How To Sell Your Franchise for More With Boxwood Partners
The boutique investment firm has successfully guided dozens of private equity deals, most involving franchises. Here’s what its leaders are looking for in a client ready for the next stage in their business life.
The wonky, wild world of private equity can be intimidating to the average entrepreneur with its committed capital, sophisticated limited partners and complex financial engineering. But Boxwood Partners Managing Partner Patrick Galleher says a successful deal comes down to the simple stuff.
“It all comes back to: Are the franchisees making money? And are they validating well, and are they buying more locations?” Galleher told 1851 Franchise CEO and Publisher Nick Powills during a recent 1851 podcast.
Jupiter, Florida-based Boxwood Partners — which specializes in advising franchises on private equity funding and exits — closed 17 deals in 2023. That’s up from 12 in 2022. And 2024 is promising to be its biggest year yet; it’s closed seven deals in the first three months alone.
Those deals involve big and well-known franchise players like The Lash Lounge, Sylvan Learning, Neighborly, Koala Insulation and Junk King. Boxwood Partners typically represents the founder-owners of franchises who are looking for that exit or cash injection, Galleher said.
“The free cash-flow dynamics of franchisors, the relatively high EBITDA margins at the franchisor level [and] the economies of scale with very little staffing produces a lot of systemwide sales and cash flow,” Galleher told Powills. “So private equity over the last 10 to 15 years is paying very, very strong multiples to buy and invest in franchises. So from an advisory perspective, it became a very attractive market for us to focus on.”
Unit-level economics are the biggest key-performance indicator when deciding whether or not to take those franchisors or franchisee groups on as a client.
“If your franchisees aren’t making money, the franchisor is not going to continue to grow,” Galleher said. “We look very closely at validation and FBR [Franchise Business Review] reviews. If they’re not selling new units, then they’re probably not going to continue to grow and also not be attractive to a private equity firm.”
As part of their due diligence, Galleher said, private equity firms will look at how many franchisees are buying multiple locations, how fast they open those locations under a development agreement and the conversion rate of store locations that are sold and opened.
That’s a good reason not to rush things, according to Powills.
“Sometimes the franchisor skips over those [unit-level economic] elements, and goes toward ‘Where are my leads? Go sell me franchises,’” Powills said. “Cool — we sold deals … but are they opening the package that they agreed to? You see stall out there.

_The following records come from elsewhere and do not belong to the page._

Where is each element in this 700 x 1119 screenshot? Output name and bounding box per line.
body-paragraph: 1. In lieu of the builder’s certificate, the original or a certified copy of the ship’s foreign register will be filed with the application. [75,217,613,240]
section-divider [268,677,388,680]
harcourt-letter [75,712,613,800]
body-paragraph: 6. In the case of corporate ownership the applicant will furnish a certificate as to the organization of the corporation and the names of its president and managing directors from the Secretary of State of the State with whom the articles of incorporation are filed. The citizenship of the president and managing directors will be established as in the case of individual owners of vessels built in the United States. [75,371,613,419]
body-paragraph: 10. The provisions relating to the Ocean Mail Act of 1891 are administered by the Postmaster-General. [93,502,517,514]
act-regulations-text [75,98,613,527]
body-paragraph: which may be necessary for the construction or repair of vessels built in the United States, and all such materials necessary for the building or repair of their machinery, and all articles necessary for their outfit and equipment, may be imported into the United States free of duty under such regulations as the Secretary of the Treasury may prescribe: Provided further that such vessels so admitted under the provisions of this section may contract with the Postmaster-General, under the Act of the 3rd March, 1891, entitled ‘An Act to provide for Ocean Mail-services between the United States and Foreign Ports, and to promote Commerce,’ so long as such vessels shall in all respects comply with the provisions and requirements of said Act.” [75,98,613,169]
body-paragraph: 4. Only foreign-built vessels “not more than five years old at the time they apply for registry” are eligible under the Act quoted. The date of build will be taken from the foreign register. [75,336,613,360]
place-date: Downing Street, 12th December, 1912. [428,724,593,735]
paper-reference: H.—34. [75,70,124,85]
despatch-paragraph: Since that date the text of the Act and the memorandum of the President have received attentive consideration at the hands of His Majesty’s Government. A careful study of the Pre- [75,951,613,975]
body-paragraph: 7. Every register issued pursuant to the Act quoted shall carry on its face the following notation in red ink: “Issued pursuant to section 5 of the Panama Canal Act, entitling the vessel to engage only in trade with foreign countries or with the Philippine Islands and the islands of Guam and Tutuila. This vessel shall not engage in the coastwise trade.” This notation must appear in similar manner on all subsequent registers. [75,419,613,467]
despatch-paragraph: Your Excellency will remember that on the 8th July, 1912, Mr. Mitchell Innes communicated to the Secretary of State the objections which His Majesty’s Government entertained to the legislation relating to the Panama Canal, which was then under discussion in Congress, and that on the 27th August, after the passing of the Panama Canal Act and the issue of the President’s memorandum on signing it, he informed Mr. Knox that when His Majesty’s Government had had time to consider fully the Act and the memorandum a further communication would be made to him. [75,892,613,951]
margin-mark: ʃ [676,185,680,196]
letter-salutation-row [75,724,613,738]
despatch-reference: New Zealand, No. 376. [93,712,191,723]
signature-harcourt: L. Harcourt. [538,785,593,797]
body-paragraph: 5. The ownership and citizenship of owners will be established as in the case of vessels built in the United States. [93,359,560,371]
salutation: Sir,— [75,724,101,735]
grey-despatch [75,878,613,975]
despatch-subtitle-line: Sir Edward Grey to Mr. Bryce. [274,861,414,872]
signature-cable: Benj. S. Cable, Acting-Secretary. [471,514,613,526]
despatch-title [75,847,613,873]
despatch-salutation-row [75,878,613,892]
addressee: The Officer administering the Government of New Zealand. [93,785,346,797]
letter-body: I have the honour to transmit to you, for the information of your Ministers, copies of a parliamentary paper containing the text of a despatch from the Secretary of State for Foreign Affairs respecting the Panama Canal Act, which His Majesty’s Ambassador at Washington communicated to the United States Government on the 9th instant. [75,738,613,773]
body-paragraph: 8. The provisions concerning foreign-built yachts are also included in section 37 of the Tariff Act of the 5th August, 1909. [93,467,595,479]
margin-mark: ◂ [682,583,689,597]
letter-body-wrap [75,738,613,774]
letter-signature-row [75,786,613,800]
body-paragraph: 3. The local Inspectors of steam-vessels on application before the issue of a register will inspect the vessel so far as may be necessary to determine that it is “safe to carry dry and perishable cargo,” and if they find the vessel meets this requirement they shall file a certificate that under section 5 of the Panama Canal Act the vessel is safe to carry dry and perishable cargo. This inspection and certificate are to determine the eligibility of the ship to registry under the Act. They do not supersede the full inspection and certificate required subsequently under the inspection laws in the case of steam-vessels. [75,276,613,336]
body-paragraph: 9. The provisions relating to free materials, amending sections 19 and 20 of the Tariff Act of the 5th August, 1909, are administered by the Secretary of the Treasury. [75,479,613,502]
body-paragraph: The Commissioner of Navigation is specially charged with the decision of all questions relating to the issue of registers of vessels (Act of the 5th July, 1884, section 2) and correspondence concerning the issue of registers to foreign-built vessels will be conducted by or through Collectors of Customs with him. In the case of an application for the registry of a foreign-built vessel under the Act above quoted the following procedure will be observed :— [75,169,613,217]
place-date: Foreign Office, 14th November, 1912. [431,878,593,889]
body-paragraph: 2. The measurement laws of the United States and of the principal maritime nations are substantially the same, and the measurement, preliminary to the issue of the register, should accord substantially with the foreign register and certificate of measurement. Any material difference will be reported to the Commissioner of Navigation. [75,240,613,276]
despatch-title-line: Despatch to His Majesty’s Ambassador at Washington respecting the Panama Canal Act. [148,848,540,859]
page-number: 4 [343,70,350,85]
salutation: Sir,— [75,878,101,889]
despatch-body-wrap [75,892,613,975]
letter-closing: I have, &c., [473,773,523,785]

If you’re not going through that checklist and you’re just selling to sell, or you’re bringing candidates that aren’t the dream franchisee, then you’re setting yourself up for a valuation down the line that’s not going to be what you expect it to be.”
The fundamentals are critical for another reason, Galleher said: As intimidating as the private equity process may be for franchisors, the jargon and statistics that are a part of everyday franchise life are just as opaque to the money men (and women).
“To be honest, most private equity doesn't really understand the difference between FSOs, brokers and organic leads at this point,” he said. “So they're really looking at the end results — the end KPIs.”